On 05/14, Eric Dumazet wrote:
> 
> 
> On 5/14/19 7:27 PM, Alexei Starovoitov wrote:
> 
> > what about activate_effective_progs() ?
> > I wouldn't want to lose the annotation there.
> > but then array_free will lose it?
It would not have have it because the input is the result of
bpf_prog_array_alloc() which returns kmalloc'd pointer (and
is not bound to an rcu section).

> > in some cases it's called without mutex in a destruction path.
Hm, can you point me to this place? I think I checked every path,
maybe I missed something subtle. I'll double check.

> > also how do you propose to solve different 'mtx' in
> > lockdep_is_held(&mtx)); ?
> > passing it through the call chain is imo not clean.
Every caller would know which mutex protects it.
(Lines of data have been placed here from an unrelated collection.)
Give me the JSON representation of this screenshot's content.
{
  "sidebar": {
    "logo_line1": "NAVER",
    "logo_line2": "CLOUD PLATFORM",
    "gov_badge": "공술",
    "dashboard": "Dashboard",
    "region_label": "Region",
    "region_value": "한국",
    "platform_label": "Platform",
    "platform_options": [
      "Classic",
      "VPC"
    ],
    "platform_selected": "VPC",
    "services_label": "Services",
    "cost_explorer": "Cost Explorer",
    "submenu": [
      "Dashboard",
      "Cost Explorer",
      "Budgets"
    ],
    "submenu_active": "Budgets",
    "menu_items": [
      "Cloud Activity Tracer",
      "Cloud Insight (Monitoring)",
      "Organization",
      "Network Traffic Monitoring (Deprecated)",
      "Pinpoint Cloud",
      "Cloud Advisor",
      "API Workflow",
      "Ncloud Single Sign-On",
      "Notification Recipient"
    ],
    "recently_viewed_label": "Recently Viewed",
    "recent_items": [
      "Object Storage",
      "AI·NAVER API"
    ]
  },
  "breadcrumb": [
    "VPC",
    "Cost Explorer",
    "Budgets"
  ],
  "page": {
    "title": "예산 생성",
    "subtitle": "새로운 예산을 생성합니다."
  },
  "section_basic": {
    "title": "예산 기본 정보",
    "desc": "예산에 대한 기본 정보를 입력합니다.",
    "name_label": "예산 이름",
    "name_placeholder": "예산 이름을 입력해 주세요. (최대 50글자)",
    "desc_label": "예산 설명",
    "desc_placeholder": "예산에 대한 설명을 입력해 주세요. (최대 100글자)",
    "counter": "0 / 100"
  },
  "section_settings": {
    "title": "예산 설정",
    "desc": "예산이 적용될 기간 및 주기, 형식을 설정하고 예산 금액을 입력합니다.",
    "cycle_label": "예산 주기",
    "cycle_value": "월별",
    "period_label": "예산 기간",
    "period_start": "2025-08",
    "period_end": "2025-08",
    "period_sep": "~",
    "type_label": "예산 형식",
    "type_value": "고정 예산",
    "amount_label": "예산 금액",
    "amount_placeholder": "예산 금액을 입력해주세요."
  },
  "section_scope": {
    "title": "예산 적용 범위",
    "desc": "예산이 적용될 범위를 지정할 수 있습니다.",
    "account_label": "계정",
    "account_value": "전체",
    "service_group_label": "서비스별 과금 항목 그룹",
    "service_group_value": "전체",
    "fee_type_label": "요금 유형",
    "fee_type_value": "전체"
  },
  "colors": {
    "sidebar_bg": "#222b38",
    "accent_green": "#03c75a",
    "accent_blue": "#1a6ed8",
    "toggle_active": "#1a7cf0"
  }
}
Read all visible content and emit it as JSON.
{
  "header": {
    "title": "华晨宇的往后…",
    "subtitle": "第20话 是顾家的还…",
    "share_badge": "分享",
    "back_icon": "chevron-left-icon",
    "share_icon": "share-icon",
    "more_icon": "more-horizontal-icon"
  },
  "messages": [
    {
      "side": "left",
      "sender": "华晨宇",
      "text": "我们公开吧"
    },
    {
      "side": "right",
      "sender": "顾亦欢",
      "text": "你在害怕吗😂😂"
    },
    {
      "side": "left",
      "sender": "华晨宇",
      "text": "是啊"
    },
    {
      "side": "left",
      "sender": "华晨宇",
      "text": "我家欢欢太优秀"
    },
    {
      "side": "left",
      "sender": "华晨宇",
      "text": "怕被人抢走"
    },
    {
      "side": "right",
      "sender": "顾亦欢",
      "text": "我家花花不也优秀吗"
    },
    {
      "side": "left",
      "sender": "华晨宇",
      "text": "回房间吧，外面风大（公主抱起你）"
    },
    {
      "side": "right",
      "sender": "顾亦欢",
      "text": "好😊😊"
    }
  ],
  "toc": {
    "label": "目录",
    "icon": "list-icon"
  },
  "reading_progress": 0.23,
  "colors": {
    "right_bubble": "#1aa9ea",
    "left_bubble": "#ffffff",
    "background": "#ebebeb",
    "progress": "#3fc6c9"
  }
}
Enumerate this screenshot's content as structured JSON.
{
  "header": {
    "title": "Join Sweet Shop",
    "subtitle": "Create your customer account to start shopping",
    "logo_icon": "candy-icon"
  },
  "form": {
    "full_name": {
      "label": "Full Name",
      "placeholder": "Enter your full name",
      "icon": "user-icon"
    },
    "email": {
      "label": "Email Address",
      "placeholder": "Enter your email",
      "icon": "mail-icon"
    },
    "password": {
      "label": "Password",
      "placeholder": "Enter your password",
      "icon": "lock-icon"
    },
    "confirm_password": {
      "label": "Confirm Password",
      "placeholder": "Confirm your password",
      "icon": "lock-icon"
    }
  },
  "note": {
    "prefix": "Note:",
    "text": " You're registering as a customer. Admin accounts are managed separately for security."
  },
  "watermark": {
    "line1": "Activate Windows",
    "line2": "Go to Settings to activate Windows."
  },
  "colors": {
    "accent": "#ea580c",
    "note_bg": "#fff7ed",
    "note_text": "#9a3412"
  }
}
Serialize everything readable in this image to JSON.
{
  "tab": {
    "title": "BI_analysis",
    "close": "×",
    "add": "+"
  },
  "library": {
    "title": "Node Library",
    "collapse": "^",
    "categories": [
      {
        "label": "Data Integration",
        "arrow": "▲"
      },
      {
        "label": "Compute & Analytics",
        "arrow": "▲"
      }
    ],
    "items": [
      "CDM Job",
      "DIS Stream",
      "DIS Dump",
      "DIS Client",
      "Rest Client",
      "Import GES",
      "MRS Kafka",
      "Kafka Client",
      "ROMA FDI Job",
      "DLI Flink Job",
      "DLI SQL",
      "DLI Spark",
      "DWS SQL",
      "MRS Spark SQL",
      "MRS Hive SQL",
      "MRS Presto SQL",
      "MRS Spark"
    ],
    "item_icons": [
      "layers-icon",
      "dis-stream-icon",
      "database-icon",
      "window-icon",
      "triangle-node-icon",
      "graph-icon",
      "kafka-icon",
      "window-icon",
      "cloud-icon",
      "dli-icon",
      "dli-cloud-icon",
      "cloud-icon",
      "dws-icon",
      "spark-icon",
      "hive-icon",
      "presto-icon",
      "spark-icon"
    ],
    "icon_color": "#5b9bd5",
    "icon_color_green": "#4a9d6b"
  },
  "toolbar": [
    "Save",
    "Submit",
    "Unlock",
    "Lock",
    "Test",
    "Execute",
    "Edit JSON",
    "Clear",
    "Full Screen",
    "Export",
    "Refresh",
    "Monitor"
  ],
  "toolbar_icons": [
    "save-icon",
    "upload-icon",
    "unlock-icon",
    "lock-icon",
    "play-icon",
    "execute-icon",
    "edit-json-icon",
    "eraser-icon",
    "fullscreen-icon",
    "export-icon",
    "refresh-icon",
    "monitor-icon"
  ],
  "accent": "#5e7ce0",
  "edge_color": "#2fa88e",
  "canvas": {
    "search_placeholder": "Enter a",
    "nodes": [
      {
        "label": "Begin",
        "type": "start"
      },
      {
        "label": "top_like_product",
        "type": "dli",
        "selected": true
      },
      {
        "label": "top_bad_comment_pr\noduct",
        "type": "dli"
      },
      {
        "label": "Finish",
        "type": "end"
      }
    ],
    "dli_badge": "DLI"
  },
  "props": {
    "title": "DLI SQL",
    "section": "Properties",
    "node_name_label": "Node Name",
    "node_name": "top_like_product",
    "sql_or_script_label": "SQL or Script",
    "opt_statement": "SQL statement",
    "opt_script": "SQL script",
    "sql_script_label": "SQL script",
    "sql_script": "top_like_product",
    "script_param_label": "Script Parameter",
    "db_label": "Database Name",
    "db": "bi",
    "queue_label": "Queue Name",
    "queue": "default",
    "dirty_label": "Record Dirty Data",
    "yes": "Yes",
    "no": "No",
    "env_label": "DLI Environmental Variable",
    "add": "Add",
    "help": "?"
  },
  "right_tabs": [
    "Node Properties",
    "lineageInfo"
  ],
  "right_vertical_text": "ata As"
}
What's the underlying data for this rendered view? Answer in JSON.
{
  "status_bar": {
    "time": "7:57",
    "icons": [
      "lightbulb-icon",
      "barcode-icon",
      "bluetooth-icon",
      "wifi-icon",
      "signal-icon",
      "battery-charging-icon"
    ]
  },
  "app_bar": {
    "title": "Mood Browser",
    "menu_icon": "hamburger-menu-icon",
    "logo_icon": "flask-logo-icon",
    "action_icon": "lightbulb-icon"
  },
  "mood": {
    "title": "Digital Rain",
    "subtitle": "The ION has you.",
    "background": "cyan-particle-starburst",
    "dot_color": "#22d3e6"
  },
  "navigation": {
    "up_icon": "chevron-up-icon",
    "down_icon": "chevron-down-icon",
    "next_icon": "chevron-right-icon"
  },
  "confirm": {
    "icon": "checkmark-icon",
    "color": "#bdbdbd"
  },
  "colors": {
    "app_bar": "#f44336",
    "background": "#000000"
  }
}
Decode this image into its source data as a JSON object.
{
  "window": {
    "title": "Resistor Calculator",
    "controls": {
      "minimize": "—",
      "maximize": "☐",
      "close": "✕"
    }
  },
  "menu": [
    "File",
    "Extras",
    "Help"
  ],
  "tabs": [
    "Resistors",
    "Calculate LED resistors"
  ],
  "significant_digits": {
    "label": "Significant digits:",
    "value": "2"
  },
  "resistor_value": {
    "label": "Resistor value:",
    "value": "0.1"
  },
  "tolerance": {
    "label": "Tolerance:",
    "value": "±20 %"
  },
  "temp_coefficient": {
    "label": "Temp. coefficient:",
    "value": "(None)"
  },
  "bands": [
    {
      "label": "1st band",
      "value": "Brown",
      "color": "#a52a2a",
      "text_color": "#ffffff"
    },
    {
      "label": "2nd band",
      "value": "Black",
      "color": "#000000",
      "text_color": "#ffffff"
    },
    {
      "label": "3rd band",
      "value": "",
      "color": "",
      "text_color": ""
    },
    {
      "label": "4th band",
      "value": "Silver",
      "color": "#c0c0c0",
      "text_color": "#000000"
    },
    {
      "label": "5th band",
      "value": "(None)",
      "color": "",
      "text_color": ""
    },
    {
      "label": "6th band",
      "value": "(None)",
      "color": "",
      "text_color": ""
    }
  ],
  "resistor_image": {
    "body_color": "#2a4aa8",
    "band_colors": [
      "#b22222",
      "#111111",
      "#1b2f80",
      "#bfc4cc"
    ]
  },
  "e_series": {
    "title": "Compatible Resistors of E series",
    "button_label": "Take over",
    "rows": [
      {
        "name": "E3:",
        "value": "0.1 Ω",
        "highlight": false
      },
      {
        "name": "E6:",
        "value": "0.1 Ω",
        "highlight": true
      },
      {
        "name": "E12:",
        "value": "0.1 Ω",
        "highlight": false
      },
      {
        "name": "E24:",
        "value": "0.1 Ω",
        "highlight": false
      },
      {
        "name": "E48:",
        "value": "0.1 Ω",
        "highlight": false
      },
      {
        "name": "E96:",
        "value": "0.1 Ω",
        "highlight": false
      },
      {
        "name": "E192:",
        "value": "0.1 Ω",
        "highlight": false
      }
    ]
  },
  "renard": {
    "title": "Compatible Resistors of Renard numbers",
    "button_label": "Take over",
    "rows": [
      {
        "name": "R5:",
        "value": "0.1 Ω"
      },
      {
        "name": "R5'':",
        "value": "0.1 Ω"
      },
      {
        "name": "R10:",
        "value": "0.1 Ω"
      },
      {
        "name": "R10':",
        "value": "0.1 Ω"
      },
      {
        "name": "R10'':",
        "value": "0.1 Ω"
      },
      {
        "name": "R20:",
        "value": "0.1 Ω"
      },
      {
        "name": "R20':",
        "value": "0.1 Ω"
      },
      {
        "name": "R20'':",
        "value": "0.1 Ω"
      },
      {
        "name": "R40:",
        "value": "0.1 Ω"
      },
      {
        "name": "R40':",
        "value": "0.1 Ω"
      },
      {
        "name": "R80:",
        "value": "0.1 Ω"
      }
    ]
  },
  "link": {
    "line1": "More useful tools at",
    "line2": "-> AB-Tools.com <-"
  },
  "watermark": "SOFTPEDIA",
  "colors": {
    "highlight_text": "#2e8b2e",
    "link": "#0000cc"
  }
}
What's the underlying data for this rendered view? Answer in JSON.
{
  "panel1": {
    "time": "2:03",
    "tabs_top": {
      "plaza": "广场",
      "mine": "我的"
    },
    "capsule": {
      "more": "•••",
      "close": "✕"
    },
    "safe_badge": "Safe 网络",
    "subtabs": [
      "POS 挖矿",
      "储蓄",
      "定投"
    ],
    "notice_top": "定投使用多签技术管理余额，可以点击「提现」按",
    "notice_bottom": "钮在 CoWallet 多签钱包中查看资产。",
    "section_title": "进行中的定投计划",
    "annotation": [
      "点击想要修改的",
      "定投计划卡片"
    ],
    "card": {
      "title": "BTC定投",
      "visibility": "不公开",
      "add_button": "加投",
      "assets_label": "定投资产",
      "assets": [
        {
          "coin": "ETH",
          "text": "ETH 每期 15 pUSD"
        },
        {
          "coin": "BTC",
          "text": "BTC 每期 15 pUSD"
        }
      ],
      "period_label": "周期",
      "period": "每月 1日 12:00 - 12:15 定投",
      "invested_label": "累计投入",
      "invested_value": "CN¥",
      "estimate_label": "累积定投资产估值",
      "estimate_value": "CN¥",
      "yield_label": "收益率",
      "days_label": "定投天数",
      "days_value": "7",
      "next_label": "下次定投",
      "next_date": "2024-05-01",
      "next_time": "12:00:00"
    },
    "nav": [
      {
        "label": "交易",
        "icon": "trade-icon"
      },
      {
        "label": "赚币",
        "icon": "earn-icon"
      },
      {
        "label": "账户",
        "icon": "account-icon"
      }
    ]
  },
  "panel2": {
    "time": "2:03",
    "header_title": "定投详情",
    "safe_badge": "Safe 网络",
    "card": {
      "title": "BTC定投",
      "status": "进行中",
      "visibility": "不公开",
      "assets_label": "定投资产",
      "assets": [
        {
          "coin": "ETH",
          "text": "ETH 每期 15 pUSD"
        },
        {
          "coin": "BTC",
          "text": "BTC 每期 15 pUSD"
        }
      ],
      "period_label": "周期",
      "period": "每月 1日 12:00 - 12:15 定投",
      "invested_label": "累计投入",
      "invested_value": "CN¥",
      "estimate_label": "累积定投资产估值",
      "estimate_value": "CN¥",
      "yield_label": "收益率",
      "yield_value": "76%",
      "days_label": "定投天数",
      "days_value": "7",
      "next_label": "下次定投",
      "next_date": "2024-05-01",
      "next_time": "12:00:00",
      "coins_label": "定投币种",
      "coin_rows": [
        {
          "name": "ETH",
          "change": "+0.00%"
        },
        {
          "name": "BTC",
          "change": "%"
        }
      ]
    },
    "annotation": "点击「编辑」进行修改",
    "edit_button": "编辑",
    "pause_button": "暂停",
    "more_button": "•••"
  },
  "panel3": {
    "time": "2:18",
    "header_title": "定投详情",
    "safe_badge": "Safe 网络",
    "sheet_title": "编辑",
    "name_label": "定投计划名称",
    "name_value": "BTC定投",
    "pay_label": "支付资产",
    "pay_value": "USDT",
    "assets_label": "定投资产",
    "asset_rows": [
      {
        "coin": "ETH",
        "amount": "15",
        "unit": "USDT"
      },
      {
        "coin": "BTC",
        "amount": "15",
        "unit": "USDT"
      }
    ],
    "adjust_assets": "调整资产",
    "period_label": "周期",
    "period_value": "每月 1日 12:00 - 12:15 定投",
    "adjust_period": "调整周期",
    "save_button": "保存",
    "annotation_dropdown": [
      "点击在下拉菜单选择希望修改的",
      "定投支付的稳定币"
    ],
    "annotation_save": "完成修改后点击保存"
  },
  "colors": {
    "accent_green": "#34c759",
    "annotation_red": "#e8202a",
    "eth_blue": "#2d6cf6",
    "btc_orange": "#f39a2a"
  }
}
As Eric said below,
I'm adding a bunch of xxx_dereference macros that hardcode mutex, like
the existing rtnl_dereference.

> Usage of RCU api in BPF is indeed a bit strange and lacks lockdep support.
> 
> Looking at bpf_prog_array_copy_core() for example, it looks like the __rcu
> in the first argument is not needed, since the caller must have done the 
> proper dereference already,
> and the caller knows which mutex is protecting its 
> rcu_dereference_protected() for the writer sides.
> 
> bpf_prog_array_copy_core() should manipulate standard pointers, with no __rcu 
> stuff.
> 
> The analogy in net/ are probably the rtnl_dereference() users.